Mi amor, soy tan feliz con ustedes… pero ahora que tenemos a Adam, no puedo evitar que se abran heridas que tenía guardadas muy dentro de mí – confesé.

Bella…

Edward, miro a nuestro pequeño, es tan frágil, tan hermoso, llena mis días de luz, lo amo con todo mi ser… jamás podría dejarlo, daría mi vida por mi pequeño, jamás podría… abandonarlo, ¿Por qué

Edward?, ¿Por qué mis padres no me amaron?, ¿Qué hice mal Edward? – me desbarate por completo era algo que me removía muy dentro, de lo que no me gustaba hablar, pero algo que no podía negarme de nuevo.

Bella, oh bella – Edward me apretó entre sus brazos reconfortándome, no quería preocuparlo, pero tenía que liberar todo esto que sentía, hundí mi rostro en su cuello, solo allí me sentía segura, me sentía amada – bella mírame – levante mi rostro encontrándome con sus orbes, tan preciosas cubiertas de lagrimas, no quería hacerlo sufrir – bella, eres el ser más hermoso y maravilloso que existe, mi pequeña, no puedo imaginar a alguien tan desalmado como para abandonarte mi amor, te imagino tan pequeñita e indefensa y siento que me duele el pecho, hubiese dado lo que fuera por poder cuidar de ti mi niña, hay bella quisiera borrar todo ese dolor que guardas aquí – puso su mano en mi pecho – dime como mi amor… dime como te devuelvo la fe y borro de ti todo ese pesar – dijo con la voz quebrada.

Edward – tome su rostro entre mis manos – ya me has devuelto esa fe… te amo, nunca nos dejes amor, cuídanos, te necesitamos – dije con todo mi amor.

Toda mi vida es suya, siempre estaré para ustedes, nunca volverás a sentirte sola, lo prometo – dijo con fervor.

Edward…

Shhh, te amo tanto – susurro.

Y yo a ti – respondí perdida en su mirada.

Nuestros labios se unieron en un beso muy suave y reconfortante, que me hizo sentir llena, cuando tenía a Edward entre mis brazos y sabia que estábamos juntos mas allá de lo físico, se me olvidaban todas la penas que guardaba dentro de mí.

Me apretó contra su cuerpo mientras el besos se volvía más exigente, enrede mis manos entre sus cabellos y lo atraje a mí, probando de sus labios y ese aliento que me volvía completamente loca, su lengua fue al encuentro de la mía haciéndonos temblar y aferrarnos a lo más cercano que teníamos, nuestros cuerpos.

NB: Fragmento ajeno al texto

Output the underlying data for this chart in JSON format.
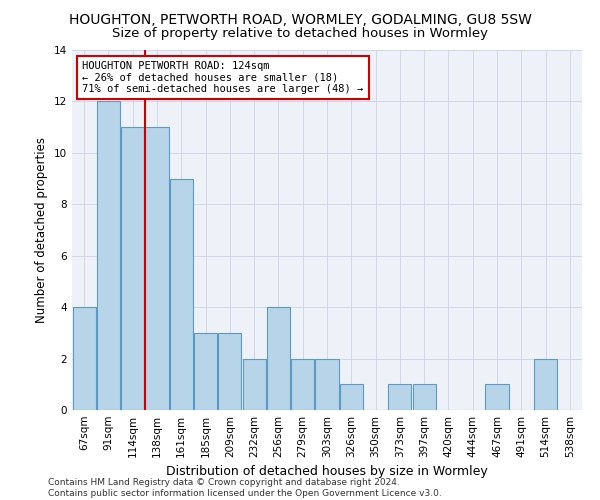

No me sueltes – le suplique.

No pienso hacerlo, nunca – prometió – vamos a nuestra habitación – me pidió con los ojos brillantes.

Lo bese con suavidad – vamos mi amor – acepte.

De pie frente a la cama nos miramos con intensidad, compartiendo infinidad de sentimientos, metí mis manos entre su ropa quitado su saco, Edward me miraba con ternura y amor, yo solo quería corresponderle todo lo bueno que me daba, uno a uno los botones de su camisa cedieron a mis dedos y descubrí ese pecho fuerte y masculino que me robaba el aliento, una de las cosas que más amaba de ser la esposa de Edward era tenerlo solo para mi, saber que su cuerpo y sus deseos eran solo para mi, siempre dispuesto a amarme con intensidad, sus ansias me contagiaban, sus deseos me devoraban.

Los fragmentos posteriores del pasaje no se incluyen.